3 October -- United Nations security officer Mohamuud Musse Gurage, 42, is shot and killed by two gunmen outside his home in the port city of Kismayo, 500 kilometres south of Mogadishu, just after being dropped off by his driver.  He was one of a team of United Nations field security staff serving in Somalia to protect United Nations humanitarian and developmental staff.

3 October -- Angel Kossia G. Sama Guehi, of Côte d'Ivoire, a staff member of the International Criminal Tribunal for Rwanda, is killed in Arusha, United Republic of Tanzania.

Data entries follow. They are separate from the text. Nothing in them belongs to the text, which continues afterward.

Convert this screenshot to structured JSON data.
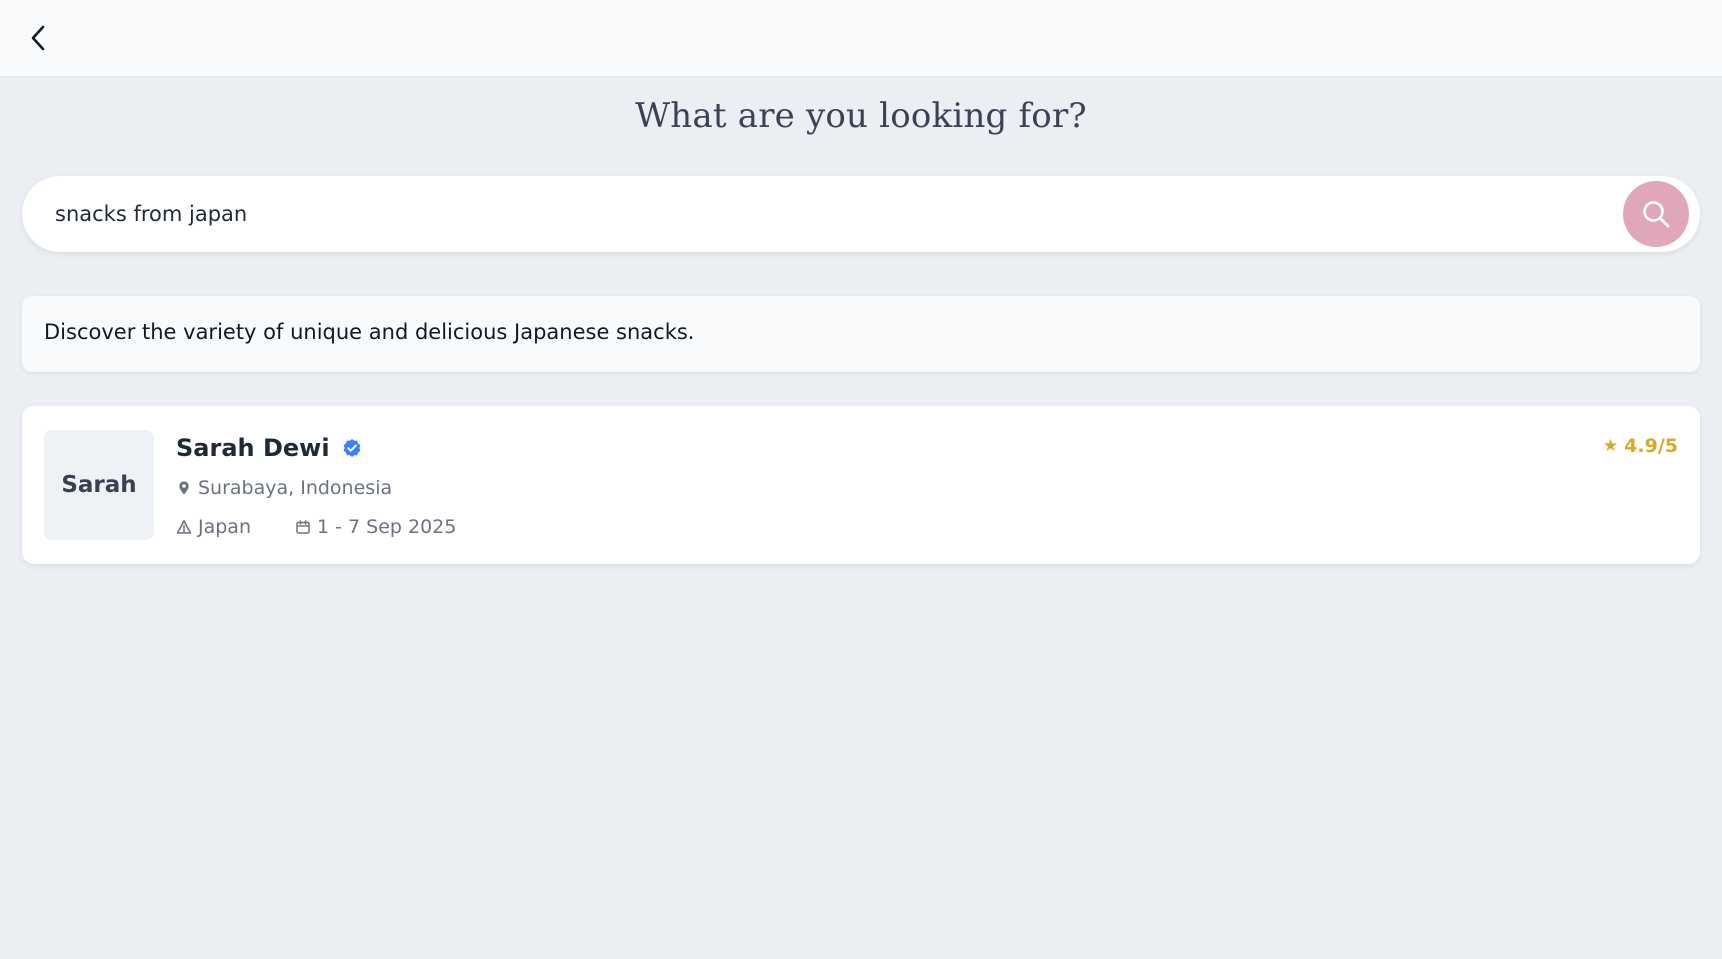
{
  "header": {
    "back_label": "Back"
  },
  "page": {
    "title": "What are you looking for?"
  },
  "search": {
    "value": "snacks from japan",
    "placeholder": ""
  },
  "description": {
    "text": "Discover the variety of unique and delicious Japanese snacks."
  },
  "results": [
    {
      "avatar_text": "Sarah",
      "name": "Sarah Dewi",
      "verified": true,
      "rating": "4.9/5",
      "location": "Surabaya, Indonesia",
      "destination": "Japan",
      "dates": "1 - 7 Sep 2025"
    }
  ],
  "icons": {
    "back": "chevron-left-icon",
    "search": "search-icon",
    "verified": "verified-badge-icon",
    "star": "star-icon",
    "location": "map-pin-icon",
    "destination": "triangle-icon",
    "dates": "calendar-icon"
  },
  "colors": {
    "background": "#ebeff3",
    "search_button": "#dfa7b9",
    "verified": "#3b82f6",
    "rating": "#d9a92b",
    "meta_text": "#6b7280"
  }
}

24 October -- Corporal Abd Almharat Muhammad, a Jordanian peacekeeper serving with MINUSTAH, dies of a gunshot wound sustained on 22 October during an operation to free a woman kidnapped by bandits.  He had been shot in the head when armed bandits targeted his patrol in Cité Soleil, Port-au-Prince.  He dies at a hospital in the Dominican Republic, where he had been evacuated for treatment.

16 November -- WHO staff member Hussein Fud Mohamed, of Somalia, is killed by an explosion in Burao, Somaliland.

13 December -- Emmanuelle Andrianjafy, of Madagascar, a staff member of the United Nations Development Programme (UNDP), is killed by stab wounds in Antananarivo.

20 December --Two United Nations policemen from Canada are driving along Route Nationale 1 near Cité Soleil when unidentified gunmen fire on their vehicle.  The driver, Mark Bourque, 57, is seriously wounded in the leg, and receives first aid from his colleague and an armoured MINUSTAH vehicle.  He is immediately taken to the MINUSTAH Argentine Military Hospital in Port-au-Prince, but dies at 11:07 a.m.

23 December -- Captain Yousef Al-Ghader, 31, of Jordan, is shot in the head when his armoured vehicle comes under attack in Cité Soleil.  The MINUSTAH peacekeeper is immediately transferred to a military hospital but does not survive his injuries.

25 December -- Private Subedar Ram Kripal Singh, a MONUC peacekeeper from India, is killed in Mukungwe, North Kivu province, Democratic Republic of the Congo, as Congolese troops take back nine localities in the troubled eastern region of the country.  The peacekeeper dies as some 4,000 armed forces troops, supported by about 1,000 MONUC forces, are conducting operations against armed rebel groups.  Four other Indian peacekeepers are wounded.

In addition, 15 other peacekeepers were injured in Haiti during 2005, and five civilian staff were kidnapped and then released in the Gaza Strip in two separate incidents on 29 July and 8 August.